Worse, a single colour photograph slipped out from between the pages and fell onto the desk. Two boys grinned back at Mark from the matte surface—the older boy proud and strong, chin raised, his arm loosely draped across the back and shoulder of his younger brother, who was laughing adoringly at the person taking the photograph.
Mark remembered the football match at boarding school as though it were yesterday. Edmund had scored two goals and been made man of the match. Nothing new there. Except that for once in his life nerdy Mark Belmont had come out from the wings and sailed the ball past the head of the goalkeeper from a rival school.
And, best of all, his mother had seen him score the winning goal and taken the photograph. She had always made time in her schedule if she could to attend school sports days.
Edmund had called him a show-off, of course. And maybe he’d been right. Mark had wanted to prove to at least one of his parents that he could be sporty when he wanted.
He inhaled slowly through his nose, but just as Lexi stretched her hand out towards the photograph he picked it up and pushed it back on the pile.
Not now.
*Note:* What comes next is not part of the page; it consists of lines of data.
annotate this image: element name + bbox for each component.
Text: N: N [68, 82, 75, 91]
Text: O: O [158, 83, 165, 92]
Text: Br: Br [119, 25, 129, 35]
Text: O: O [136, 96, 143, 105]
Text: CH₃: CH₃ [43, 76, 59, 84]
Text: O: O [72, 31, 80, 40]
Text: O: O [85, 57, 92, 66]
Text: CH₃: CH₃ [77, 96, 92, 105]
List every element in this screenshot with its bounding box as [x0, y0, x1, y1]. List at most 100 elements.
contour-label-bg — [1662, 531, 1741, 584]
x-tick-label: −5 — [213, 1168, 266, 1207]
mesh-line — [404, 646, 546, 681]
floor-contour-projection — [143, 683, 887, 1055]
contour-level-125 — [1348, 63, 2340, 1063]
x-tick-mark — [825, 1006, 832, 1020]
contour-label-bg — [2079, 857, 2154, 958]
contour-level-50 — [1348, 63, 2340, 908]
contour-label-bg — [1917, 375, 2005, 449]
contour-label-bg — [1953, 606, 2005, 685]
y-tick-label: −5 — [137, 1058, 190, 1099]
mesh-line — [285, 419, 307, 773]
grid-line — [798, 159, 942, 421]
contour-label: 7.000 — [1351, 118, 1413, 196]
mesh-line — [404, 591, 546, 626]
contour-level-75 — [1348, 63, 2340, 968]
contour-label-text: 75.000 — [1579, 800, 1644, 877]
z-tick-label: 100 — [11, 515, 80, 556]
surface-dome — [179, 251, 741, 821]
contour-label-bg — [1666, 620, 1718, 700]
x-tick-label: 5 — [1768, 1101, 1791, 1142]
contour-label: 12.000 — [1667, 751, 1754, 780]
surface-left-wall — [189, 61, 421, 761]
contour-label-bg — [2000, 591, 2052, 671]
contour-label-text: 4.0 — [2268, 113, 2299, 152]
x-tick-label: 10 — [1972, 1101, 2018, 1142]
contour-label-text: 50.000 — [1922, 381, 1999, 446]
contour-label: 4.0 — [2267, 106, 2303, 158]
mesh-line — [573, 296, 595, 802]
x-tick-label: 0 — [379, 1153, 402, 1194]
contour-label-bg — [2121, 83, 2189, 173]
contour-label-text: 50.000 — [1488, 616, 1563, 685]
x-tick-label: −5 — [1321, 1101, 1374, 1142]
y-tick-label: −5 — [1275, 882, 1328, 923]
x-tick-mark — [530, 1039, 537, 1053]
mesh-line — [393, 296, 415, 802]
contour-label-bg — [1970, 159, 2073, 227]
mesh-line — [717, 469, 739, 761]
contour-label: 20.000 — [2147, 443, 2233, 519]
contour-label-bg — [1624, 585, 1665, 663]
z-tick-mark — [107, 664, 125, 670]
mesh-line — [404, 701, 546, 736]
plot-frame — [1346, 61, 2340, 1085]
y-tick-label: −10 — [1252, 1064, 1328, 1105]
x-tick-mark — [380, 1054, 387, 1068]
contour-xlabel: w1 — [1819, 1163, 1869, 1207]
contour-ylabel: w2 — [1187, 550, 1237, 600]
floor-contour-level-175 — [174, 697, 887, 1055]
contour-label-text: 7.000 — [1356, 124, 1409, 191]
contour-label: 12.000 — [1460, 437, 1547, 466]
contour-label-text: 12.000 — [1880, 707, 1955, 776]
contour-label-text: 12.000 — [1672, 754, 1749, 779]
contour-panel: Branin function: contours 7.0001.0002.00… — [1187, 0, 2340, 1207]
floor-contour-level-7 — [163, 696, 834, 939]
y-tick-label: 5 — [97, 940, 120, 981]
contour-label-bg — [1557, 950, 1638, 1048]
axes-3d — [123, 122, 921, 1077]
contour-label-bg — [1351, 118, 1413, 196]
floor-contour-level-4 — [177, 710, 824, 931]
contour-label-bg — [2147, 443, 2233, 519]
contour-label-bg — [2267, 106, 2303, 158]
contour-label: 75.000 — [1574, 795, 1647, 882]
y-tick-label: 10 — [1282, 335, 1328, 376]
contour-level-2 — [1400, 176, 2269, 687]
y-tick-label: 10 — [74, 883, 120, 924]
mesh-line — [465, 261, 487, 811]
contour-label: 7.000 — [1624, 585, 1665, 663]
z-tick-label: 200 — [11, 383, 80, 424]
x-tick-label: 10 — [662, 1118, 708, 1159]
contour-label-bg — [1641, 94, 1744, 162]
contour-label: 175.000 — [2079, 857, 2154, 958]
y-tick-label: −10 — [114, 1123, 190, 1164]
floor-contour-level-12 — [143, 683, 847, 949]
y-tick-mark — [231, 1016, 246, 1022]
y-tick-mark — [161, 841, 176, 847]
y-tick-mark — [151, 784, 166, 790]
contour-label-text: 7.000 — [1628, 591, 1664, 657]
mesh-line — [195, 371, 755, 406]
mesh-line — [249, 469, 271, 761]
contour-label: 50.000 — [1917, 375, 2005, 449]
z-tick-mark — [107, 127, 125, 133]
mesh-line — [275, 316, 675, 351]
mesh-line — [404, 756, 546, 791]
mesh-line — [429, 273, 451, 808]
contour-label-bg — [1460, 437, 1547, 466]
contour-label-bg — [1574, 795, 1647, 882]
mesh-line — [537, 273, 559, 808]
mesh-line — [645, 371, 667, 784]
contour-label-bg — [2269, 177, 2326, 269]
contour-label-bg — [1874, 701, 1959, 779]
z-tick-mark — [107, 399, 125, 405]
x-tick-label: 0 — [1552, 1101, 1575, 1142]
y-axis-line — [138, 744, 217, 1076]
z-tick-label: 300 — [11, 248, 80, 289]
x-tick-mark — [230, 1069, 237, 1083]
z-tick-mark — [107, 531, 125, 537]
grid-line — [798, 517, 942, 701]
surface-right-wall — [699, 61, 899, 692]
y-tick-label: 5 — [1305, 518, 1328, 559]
He was not ready to do that. Not yet.
But there was no escaping his companion’s attention to detail. Lexi instantly dived into the stack and retrieved the photograph.
‘Is this your brother?’ she asked.
He took a moment and gave a quick nod. ‘Yes. Edmund was eighteen months older than me. This was taken at our boarding school. The Belmont boys had just scored all three of the goals. We were the heroes of the hour …’ His voice trailed away.
Out of the corner of his eye he realised that she was standing quite silent and still. Until then it hadn’t dawned on him that her body was usually in constant motion. Her hands, shoulders and hips had been jiggling around every second of the day, which was probably why she was so slender. This girl lived on adrenaline.
But not now. Now she was just waiting—waiting for him to tell her about Edmund.
He picked up the photograph and gently laid it to the far right of the table. Recent history. Too recent as far as he was concerned.